Rules for a healthy on-call rotation

Here are some rules for a healthy on-call rotation, based on personal experience and benefiting from the experiences of others.

If you don't like the word “rules” then consider them to be guidelines or recommendations instead.

Some of these are practical things that you can implement immediately. Others are cultural changes that might take a while to embed in your organisation.

Note: The practice of responding to, managing, and communicating around incidents is a whole other topic, and not covered here.

Most of them are, in some way, intended to help manage information, and make sure it is clearly communicated within the on-call team and to the rest of the organisation.

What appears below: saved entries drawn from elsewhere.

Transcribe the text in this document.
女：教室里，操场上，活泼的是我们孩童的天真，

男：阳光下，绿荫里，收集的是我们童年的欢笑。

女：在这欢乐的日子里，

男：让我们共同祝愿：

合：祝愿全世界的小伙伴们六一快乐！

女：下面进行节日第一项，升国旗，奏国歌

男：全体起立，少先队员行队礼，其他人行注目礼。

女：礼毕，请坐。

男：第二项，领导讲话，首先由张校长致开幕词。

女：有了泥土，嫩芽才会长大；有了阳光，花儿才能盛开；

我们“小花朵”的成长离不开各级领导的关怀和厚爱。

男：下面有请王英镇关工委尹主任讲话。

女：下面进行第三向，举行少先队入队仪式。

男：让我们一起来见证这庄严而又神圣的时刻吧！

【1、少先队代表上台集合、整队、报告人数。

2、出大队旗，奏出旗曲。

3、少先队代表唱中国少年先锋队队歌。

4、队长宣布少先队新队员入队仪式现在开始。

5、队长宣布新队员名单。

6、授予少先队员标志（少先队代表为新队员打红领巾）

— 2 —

It's likely incomplete, I'll add to it as I consider / remember more things.

Assumptions

There's a few assumptions in what follows:

You will need a certain level of organisational maturity in order to achieve all of these.

tl;dr

Put together an on-call team like this:

At least two sites, close to 12h apart

Do: Split the on-call responsibility amongst at least two teams, close to 12 hours apart. Or 3 teams close to 8 hours apart.

Why: Don't put people on-call 24x7 and expect them to be good at it. Someone getting paged at 3am in the morning is not in a fit state to mitigate whatever problem they've encountered, and one or more nights of badly interrupted sleep are terrible for productivity and health the next day.

Another way of thinking about this is “Don't set SLOs you are not staffed to meet”.

My experience is mostly with companies with a presence in California and Europe, and I've seen a rotation split 7am-7pm CET / 10am-10pm Pacific work pretty well (with the caveat of the few weeks each year where daylight saving changes throw everything off by an hour).

6-9 people per site

Do: The on-call rotation for the service in each site should be 6-9 people.

Why: 6 people as the minimum per site implies each person in the rotation in the site is going to be on-call at least once every 6 weeks.

Realistically, with team members being out sick, or on vacation, or shifts needing to be swapped around, every 5 weeks is more likely.

On-call any more frequently than that and it's extremely difficult for individuals to make progress on their project work — they're being interrupted too frequently.

You can go up to 9 (perhaps even 12) people in the rotation per site, but any more can be problematic if the rate of change in your production infrastructure is high. You risk someone going on-call without enough knowledge/context about the production infrastructure to be effective.

Primary and secondary on-call responsibilities

Do: Each week have a primary and secondary on-call responsibility.

The primary's daily responsibilities are (in rough order of priority):

The secondary exists to be the backstop / safety net for the primary if they are unavailable or unable to respond. They are also the first person to step up if primary is dealing with a higher priority task from the previous list and a lower priority task can be dealt with.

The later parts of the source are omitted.